Shares of BlackBerry maker Research In Motion fell more than 6 percent on Monday after an analyst told investors to sell the stock because of mounting competition from other smartphone makers.
Simply put, there is an invasion of new phones, applications, and competition, Citi Investment Research analyst Jim Suva wrote to clients. He cut his rating to sell from buy.
The revolution of product and application service offerings is gong to start to crack open the enterprise door and pose a risk for Blackberry, Suva wrote.
Much of RIM's growth recently has been driven by the consumer who will soon have more choices with more compelling software and hardware features.
He cited the launch of a Motorola smartphone running on Google's Android operating system as being among the key competitive threats that RIM faces.

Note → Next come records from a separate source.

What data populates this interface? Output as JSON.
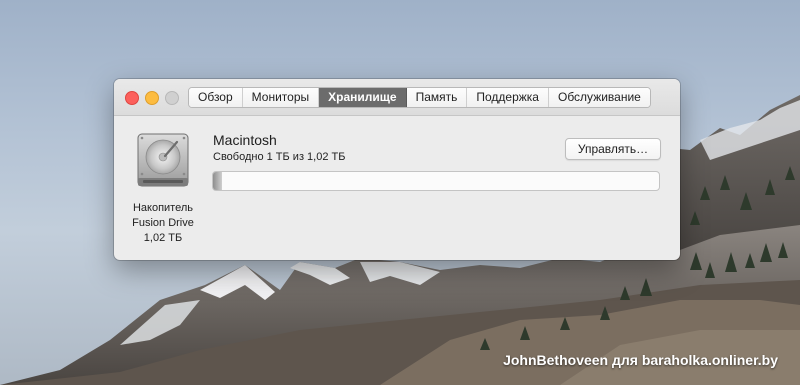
{
  "window": {
    "tabs": [
      {
        "label": "Обзор",
        "active": false
      },
      {
        "label": "Мониторы",
        "active": false
      },
      {
        "label": "Хранилище",
        "active": true
      },
      {
        "label": "Память",
        "active": false
      },
      {
        "label": "Поддержка",
        "active": false
      },
      {
        "label": "Обслуживание",
        "active": false
      }
    ]
  },
  "storage": {
    "drive_icon": "hard-drive-icon",
    "drive_label_lines": [
      "Накопитель",
      "Fusion Drive",
      "1,02 ТБ"
    ],
    "volume_name": "Macintosh",
    "free_text": "Свободно 1 ТБ из 1,02 ТБ",
    "used_fraction": 0.02,
    "manage_label": "Управлять…"
  },
  "watermark": "JohnBethoveen для baraholka.onliner.by",
  "colors": {
    "active_tab": "#6c6c6c",
    "close": "#fc605c",
    "minimize": "#fdbc40",
    "maximize": "#d0d0d0"
  }
}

Suva wrote that wireless carriers such as U.S.-based Verizon are likely going to slow down their promotion spending on BlackBerry and shift it toward phones like Motorola's.

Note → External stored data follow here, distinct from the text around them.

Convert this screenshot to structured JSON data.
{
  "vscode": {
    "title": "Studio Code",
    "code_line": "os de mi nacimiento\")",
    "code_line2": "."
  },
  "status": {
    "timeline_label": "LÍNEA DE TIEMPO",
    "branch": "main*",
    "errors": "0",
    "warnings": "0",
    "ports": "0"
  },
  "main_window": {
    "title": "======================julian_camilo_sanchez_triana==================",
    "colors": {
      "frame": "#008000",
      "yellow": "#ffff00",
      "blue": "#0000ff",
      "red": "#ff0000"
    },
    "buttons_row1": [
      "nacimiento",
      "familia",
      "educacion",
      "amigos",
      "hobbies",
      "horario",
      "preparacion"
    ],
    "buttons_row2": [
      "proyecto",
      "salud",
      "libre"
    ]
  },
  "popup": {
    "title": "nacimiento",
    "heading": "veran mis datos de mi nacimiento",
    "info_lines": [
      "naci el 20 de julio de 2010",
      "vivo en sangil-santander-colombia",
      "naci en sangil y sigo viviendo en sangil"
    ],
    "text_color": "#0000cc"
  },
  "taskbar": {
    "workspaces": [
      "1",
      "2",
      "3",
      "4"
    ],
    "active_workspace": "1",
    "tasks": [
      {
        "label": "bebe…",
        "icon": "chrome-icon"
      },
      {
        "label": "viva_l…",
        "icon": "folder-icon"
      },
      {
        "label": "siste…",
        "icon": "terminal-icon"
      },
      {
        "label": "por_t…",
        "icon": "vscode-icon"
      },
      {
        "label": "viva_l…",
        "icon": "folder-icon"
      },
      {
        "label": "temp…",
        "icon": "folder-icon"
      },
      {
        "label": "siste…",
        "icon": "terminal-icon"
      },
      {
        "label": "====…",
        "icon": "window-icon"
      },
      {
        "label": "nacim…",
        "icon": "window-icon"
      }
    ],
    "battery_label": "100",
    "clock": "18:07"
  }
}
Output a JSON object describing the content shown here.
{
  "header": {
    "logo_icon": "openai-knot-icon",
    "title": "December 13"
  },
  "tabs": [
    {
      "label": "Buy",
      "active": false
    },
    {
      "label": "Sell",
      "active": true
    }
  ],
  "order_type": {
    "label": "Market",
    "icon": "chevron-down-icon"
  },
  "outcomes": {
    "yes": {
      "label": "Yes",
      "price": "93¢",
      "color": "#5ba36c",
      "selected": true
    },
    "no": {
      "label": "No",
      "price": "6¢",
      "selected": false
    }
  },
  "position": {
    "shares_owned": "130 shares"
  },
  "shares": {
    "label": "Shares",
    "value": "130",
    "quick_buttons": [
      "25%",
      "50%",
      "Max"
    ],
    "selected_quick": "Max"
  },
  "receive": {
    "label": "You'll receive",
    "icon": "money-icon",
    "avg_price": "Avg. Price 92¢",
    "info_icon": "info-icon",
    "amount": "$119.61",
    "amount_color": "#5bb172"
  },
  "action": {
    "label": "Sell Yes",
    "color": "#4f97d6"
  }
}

We believe Verizon accounted for as much as 28 percent of RIM's sales, which is indeed a marketing shift not to be taken lightly.
He expects RIM will react by increasing its own promotional and marketing spending, which will lead to higher expenses and lower margins and profitability.

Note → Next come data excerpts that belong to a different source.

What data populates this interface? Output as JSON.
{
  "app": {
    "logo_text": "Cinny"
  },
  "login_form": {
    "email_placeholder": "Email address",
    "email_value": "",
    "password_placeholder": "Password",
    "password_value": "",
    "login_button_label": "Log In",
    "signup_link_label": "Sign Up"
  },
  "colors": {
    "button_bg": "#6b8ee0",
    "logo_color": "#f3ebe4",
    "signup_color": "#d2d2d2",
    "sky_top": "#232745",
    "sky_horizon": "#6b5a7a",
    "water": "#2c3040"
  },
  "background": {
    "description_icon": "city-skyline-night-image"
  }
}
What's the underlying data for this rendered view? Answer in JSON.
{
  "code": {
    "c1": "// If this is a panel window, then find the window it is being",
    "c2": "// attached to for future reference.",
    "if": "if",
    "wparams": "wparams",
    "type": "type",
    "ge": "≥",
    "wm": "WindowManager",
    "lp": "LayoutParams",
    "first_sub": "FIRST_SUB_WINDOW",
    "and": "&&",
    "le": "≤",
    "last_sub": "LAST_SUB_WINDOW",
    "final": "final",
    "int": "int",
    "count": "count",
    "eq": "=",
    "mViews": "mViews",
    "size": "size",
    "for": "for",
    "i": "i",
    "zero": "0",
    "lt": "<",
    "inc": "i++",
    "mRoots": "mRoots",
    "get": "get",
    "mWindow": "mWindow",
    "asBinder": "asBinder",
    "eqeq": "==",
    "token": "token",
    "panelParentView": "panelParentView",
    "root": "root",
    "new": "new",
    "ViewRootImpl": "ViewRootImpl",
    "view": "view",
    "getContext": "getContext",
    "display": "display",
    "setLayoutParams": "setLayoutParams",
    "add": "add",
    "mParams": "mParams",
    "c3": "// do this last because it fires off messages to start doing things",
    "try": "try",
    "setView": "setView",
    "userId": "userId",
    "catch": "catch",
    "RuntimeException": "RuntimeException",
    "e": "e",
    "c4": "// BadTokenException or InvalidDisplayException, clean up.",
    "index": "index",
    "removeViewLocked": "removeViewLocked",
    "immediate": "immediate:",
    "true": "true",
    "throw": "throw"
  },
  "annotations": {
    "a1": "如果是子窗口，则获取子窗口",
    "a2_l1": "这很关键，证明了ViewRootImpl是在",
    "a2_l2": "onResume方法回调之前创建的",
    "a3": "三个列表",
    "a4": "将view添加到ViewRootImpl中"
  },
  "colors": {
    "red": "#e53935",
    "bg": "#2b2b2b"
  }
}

RIM's shares were down C$4.11, or 6.4 percent, at C$59.71 on the Toronto Stock Exchange at midday on Monday. On Nasdaq, they fell 5.6 percent to $55.47.
RIM has pushed aggressively into the broad consumer market to diversify its subscriber base beyond the executives, politicians and other professionals who use the BlackBerry to send wireless e-mail securely.
This consumer push has put it in direct competition with devices from Motorola, Nokia , Palm and Apple's popular iPhone.
Last month, Apple reported it sold 7.4 million iPhones in its last quarter and it posted earnings that handily beat Wall Street forecasts, pushing its stock to record highs.
RIM, meanwhile, has stumbled. In September, it reported results and an outlook that disappointed investors and sent its shares tumbling more than 15 percent.